The same man who would impart a perfectly normal risk onto his children should he conceive with a woman, would impart a HUGE risk onto his children if he tried to conceive with a man. And while it is hard to prevent a man and woman from conceiving together, it is easy to prevent a lab from doing all the complicated steps it would take to join same-sex gametes. It can’t happen accidentally, and it can’t happen just because two people love each other and act naturally, it can only happen with a team of experts acting with full malice aforethought, and that changes the way we have to look at the risk. This is purposefully, knowingly, intentionally putting people at risk, and going to a great deal of trouble to do it.
And the risk is out in the open, it is public. We know that the risk is huge because we know that both of the progenators [sic?] are both of the same sex. That is public information, whereas the risks of a male-female couple are private, if they are known at all.
It is a matter of principle that the chance of having healthy children is about the same for all people, not only because it would be impossible to correctly ascertain each couple’s liklihood of having healthy children, but because we recognize that there is a basic natural civil right for everyone to have children.
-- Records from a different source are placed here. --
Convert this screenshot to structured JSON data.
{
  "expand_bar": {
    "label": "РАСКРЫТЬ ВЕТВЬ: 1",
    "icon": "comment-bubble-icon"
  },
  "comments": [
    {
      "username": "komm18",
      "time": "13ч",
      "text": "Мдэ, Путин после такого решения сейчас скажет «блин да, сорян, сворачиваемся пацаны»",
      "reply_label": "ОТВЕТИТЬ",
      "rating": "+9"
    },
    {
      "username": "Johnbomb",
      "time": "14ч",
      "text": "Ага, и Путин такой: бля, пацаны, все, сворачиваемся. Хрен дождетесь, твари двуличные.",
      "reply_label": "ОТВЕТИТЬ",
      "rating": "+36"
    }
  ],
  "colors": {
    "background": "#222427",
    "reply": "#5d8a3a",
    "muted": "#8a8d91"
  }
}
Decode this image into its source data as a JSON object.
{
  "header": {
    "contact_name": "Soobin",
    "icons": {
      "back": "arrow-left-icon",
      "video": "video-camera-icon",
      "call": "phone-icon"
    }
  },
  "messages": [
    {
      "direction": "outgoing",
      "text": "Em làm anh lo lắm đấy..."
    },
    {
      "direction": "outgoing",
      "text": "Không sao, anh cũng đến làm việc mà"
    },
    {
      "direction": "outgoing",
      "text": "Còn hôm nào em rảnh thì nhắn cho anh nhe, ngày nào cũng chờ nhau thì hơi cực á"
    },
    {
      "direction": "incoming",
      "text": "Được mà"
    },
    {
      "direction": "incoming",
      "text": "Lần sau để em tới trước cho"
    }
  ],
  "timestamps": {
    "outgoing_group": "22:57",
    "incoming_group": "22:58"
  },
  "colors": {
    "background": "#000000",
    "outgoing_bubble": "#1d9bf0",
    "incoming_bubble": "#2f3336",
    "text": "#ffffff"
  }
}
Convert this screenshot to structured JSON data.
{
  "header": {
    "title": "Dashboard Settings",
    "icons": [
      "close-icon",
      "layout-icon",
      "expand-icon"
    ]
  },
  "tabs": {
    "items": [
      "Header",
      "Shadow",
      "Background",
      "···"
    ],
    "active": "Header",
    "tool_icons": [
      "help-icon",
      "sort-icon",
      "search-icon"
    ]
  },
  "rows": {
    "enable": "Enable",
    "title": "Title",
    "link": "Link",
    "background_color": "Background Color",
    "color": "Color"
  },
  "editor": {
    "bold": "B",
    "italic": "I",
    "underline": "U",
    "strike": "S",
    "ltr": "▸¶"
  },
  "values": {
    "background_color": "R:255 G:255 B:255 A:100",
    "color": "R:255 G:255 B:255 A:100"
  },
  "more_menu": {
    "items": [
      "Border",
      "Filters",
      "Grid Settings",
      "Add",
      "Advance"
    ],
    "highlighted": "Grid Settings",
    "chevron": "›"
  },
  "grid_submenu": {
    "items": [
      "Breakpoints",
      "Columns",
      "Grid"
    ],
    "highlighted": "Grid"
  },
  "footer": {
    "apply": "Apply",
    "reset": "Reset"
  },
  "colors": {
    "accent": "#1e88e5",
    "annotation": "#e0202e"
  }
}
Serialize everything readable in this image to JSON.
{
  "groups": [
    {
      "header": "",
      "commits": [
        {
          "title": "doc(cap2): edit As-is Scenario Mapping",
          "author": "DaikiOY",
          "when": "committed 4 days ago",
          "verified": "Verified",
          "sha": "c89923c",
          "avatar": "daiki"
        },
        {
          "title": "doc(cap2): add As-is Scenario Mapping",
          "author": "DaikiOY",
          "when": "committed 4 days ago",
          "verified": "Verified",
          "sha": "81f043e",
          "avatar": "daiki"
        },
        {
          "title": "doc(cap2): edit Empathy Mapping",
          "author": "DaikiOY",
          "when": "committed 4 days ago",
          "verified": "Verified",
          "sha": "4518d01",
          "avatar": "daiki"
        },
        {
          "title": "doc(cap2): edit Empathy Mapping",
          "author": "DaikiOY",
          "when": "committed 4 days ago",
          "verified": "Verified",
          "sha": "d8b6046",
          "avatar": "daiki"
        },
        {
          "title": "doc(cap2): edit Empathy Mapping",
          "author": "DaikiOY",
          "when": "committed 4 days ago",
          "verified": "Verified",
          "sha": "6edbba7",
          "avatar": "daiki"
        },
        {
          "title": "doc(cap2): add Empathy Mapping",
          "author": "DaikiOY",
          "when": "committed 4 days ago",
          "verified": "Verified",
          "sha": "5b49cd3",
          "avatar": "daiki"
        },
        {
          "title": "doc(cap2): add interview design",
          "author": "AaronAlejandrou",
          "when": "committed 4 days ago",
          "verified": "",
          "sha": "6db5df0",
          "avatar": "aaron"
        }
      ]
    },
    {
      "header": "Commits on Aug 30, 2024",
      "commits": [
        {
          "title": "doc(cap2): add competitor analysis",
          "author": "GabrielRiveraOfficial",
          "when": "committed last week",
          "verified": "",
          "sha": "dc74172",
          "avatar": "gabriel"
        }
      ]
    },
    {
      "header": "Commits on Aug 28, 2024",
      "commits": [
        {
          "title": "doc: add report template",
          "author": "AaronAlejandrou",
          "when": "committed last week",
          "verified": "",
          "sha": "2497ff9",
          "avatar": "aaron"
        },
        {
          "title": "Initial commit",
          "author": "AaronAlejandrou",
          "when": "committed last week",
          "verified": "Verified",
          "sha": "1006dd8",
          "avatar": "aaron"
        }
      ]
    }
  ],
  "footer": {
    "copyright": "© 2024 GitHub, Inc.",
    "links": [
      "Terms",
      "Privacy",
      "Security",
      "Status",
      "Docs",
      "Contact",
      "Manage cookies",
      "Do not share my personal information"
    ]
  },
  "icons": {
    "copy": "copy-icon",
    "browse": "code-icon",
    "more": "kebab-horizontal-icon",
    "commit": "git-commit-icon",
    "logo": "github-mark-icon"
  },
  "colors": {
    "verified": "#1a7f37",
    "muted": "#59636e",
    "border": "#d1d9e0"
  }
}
But that basic natural civil right doesn’t mean that a lab can start trying to create people that couldn’t conceivably naturally exist if the proginators were healthy. Our basic civil right is to marry and procreate naturally.
Your concern about male-female couples being told that they may not conceive together because they are above a risk threshold is indeed a valid concern, though. But the scenario that would lead to that is if we had same-sex marriage but then didn’t allow those same-sex marriages to conceive children together. Then, all marriages would be equally subjected to that sort of risk analysis. Marriage needs to continue to proect a couple’s conception rights, we can’t start having marriages that labs turn away because of genetic risks.